الرّموز ونافذة السّياق
الرّموز (tokens) ليست كلمات كاملة. هي قطع نصّيّة دون الكلمة يستعملها النّموذج كوحدات بناء. كلمة مثل "unhappiness" تصبح رمزين: "un" و"happiness". والعربيّة تُرمَّز بكفاءة أقلّ لأنّ معظم المُرمِّزات دُرِّبت أساسًا على الإنجليزيّة، فكلمة "يتعلّمون" قد تُقسَم إلى ثلاثة أو أربعة رموز. هذا يعني أنّ النّصوص العربيّة تستهلك مساحة أكبر من نافذة السّياق وتكلّف أكثر في واجهات البرمجة.

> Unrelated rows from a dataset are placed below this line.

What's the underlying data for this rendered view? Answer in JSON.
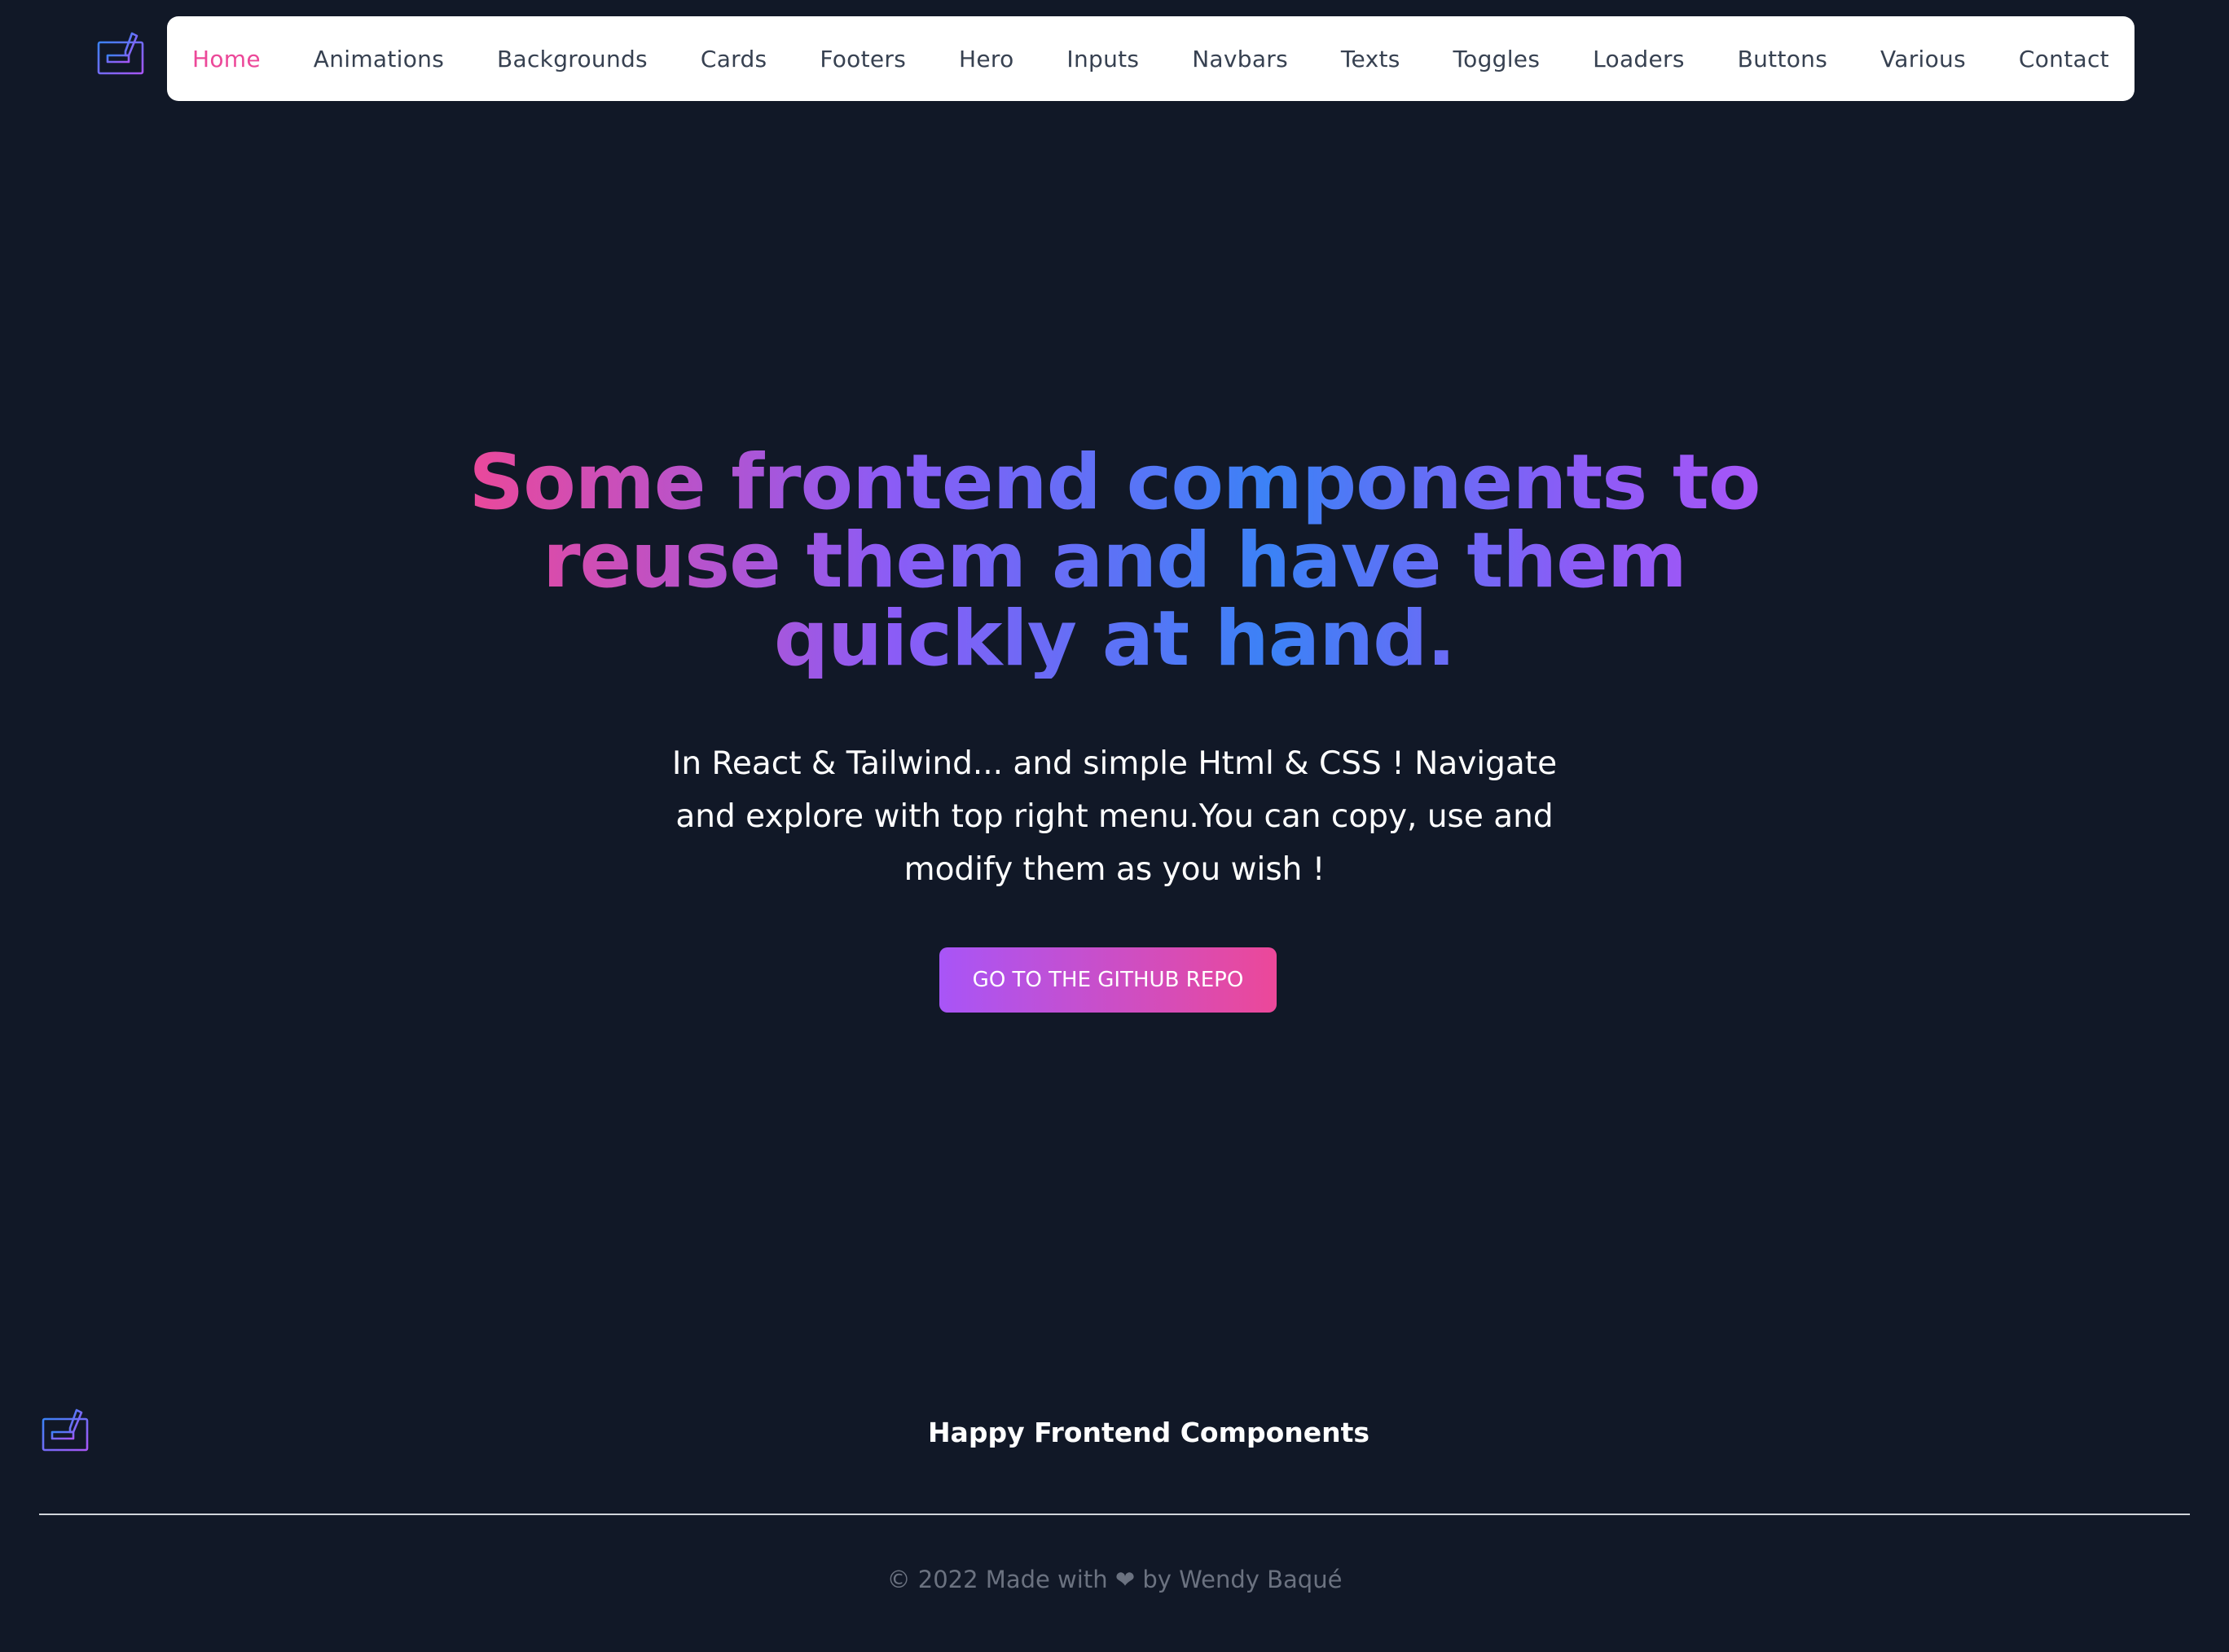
{
  "nav": {
    "items": [
      {
        "label": "Home",
        "active": true
      },
      {
        "label": "Animations"
      },
      {
        "label": "Backgrounds"
      },
      {
        "label": "Cards"
      },
      {
        "label": "Footers"
      },
      {
        "label": "Hero"
      },
      {
        "label": "Inputs"
      },
      {
        "label": "Navbars"
      },
      {
        "label": "Texts"
      },
      {
        "label": "Toggles"
      },
      {
        "label": "Loaders"
      },
      {
        "label": "Buttons"
      },
      {
        "label": "Various"
      },
      {
        "label": "Contact"
      }
    ]
  },
  "hero": {
    "title": "Some frontend components to reuse them and have them quickly at hand.",
    "subtitle": "In React & Tailwind... and simple Html & CSS ! Navigate and explore with top right menu.You can copy, use and modify them as you wish !",
    "cta_label": "GO TO THE GITHUB REPO"
  },
  "footer": {
    "title": "Happy Frontend Components",
    "copyright_prefix": "© 2022 Made with",
    "heart_glyph": "❤",
    "copyright_suffix": "by Wendy Baqué"
  },
  "icons": {
    "logo": "monitor-pencil-icon",
    "heart": "heart-icon"
  },
  "colors": {
    "background": "#111827",
    "nav_background": "#ffffff",
    "nav_text": "#374151",
    "accent_pink": "#ec4899",
    "accent_purple": "#a855f7",
    "accent_blue": "#3b82f6",
    "muted_text": "#6b7280"
  }
}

نافذة السّياق هي ذاكرة النّموذج العاملة. كلّ ما يراه — مطالبة النّظام، تاريخ المحادثة، رسالتك الحاليّة، والإجابة قيد التّوليد — يجب أن يتّسع فيها. Claude Opus 4.7 يتّسع لمليون رمز، لكنّ النّافذة تمتلئ أسرع ممّا تتوقّع، خاصّة في المحادثات الطّويلة. حين يُتجاوَز الحدّ تُحذَف الرّسائل الأقدم بصمت ويفقد النّموذج تعليماتك الأولى دون أن يُدرك ذلك.
الخلاصة العمليّة: اجعل مطالباتك مختصرة، ضع المعلومات المهمّة في البداية والنّهاية، وتذكّر أنّ كلّ رمز يُكلّف مالًا ومساحة ذاكرة.
Try it yourself
Open a tokenizer tool (like the one on platform.openai.com) and tokenize the same paragraph in English and Arabic. Compare the token counts. Most people are surprised by the difference.
Reflect
How does knowing about token counts change how you would structure a long prompt? Have you ever hit a context limit without realizing why?